What makes you tick? Do you share any passions with your children? One of the many things I love about being a mother of teenagers is discovering shared interests that help to cement our relationship as adults and as a family.
As parents we are all guilty of enrolling our children from an early age in a multitude of clubs under the guise that it will be “good for them”, whilst waiting quietly in the wings to see which ones stick and if we have a child prodigy on our hands – oh if only!
Those early day activities do have a role to play but the real moment of discovery comes with the secondary parenting stage when our children cast off the shackles of stage one parenting and start to own and nurture their own interests in a grab for independence of mind and spirit. It is a moment of childhood metamorphosis.
It is wonderful to see them hit on something that ignites a spark and for which they truly develop not just a liking but a passion. It is even better, however, if that something also interests you and will therefore connect you as individuals with a shared interest, rather than simply as a parent and child.
Of course with a boy and a girl in the house it is natural to assume the father will do all the boy stuff and the mother all the girl stuff, but that is an outdated viewpoint and certainly not the case in our house. I would be lying, however, if I said my eldest teenager’s passions for rugby and cricket ignite a spark in me, but nevertheless I am genuinely interested in what it means to him. So over the years that has meant standing in the back garden and helping out whilst he practises his passing (rugby) or bowling (cricket), turning up to support him when he is playing, trying to understand the rules and taking an interest in the detailed match analysis that always follows every game. Sport excites him and is a big part of him I cannot ignore if I am to understand and connect with him, although sports trivia and inside sporting jokes are clearly the preserve of my husband as are trips to watch live games or to play a round of golf.
Sport aside, on a more frivolous level we also love shopping together (yah!) a male in the house that loves to look good after a wasted decade spent trying to persuade my husband that clothes maketh the man and are not just a necessity for covering nudity, is a relief I cannot quite describe. My son has helped me to decide on many an outfit over the years and was my chosen shopping companion when buying my all important shoes for my 50th this year. My husband would say it is a shallow shared interest of course but I beg to differ.
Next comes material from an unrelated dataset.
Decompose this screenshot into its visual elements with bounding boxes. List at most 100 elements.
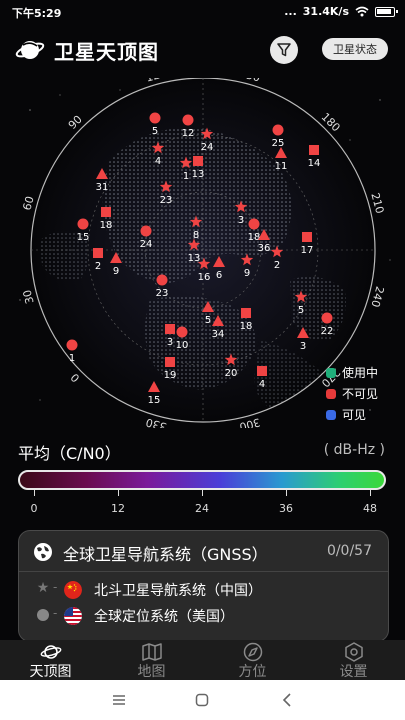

Sadly my eldest does not share my passion for reading, the theatre or art. Over the years we have forced books upon both our teens but with our eldest it has been clear since primary that reading would always be a means to an end for him and not a pleasure. A Freddie Flintoff biography remains to this day his favourite read of all time – as an English graduate I have despaired! Similarly, with the theatre whilst we have enjoyed many a family excursion to national and local theatre, aside from a pantomine featuring the dance group Diversity after their success on Britain’s Got Talent, it really hasn’t flicked his switch but it doesn’t mean we have given up – it is just a case of finding a compromise sometimes and we have had a few wins amidst the fails War Horse, Le Cirque du Soleil to name a few.
These passions of mine are all the reserve of my shared interests with my youngest teen who devours books by the truckload, adores drama from the perspective of a spectator, performer and director and is very happy to wile away several hours with me at the RA , the Tate or our local art galleries and has even started her own mini art collection as a result.
Similarly with my daughter, however, despite our female connection she shares a fistful of interests with her father I can’t get close to. Sci-Fi for one, YouTubers with extraordinary names, the Marvel Universe and Gaming and as she reminded me only this morning, it was as a result of my husband spending hours at a time making up stories with her toys and shooting videos that ignited her love of filming.
It is impossible for everyone in a family to like all of the same things but to survive the next phase of parenting and beyond it is essential to have some areas of common ground. It is our areas of shared interest that give not only our family our identity but the relationships within it too. If I think about my relationship with my parents now in their 70’s, my mother’s absolute love is gardening and it is through her that I have developed my own interest. Growing up in Norfolk, outdoor coastal walks were a regular occurence and gave us the chance to come together as a family and this is something I still enjoy not only with my parents when I visit, but also in London with my own family, even if the views don’t involve the sea.
As a family we have clocked up some fabulous experiences together including our Super Saturday experience at the 2012 Olympics and an array of moments from travelling and exploring different countries and cultures, something again that my own parents engendered in me during my childhood. Comedy is also a shared passion and we all relish a night being entertained either from the comfort of our sofa or live at comedy clubs or the big venues with the likes of Michael McIntrye and Jack Whitehall – a new introduction for me by my teens in fact.
The truth is, however, it doesn’t even need to be complicated, some of our best moments together have been enjoying a wet and windy walk around the common or sitting around a table playing a card or board game (Scrabble brings out the worst in all of us) and binge watching on Eastenders or Come Dine With Me whilst waiting for my own culinary masterpiece to materialise (think Wendy of Butterflies fame – if you are old enough of course!)
Parenting teenagers is a distinctive journey and the value of shared interests is nowhere more apparent than at this stage – they will provide a multitude of unforgettable experiences and are ultimately the glue that will bind you together for the stage beyond.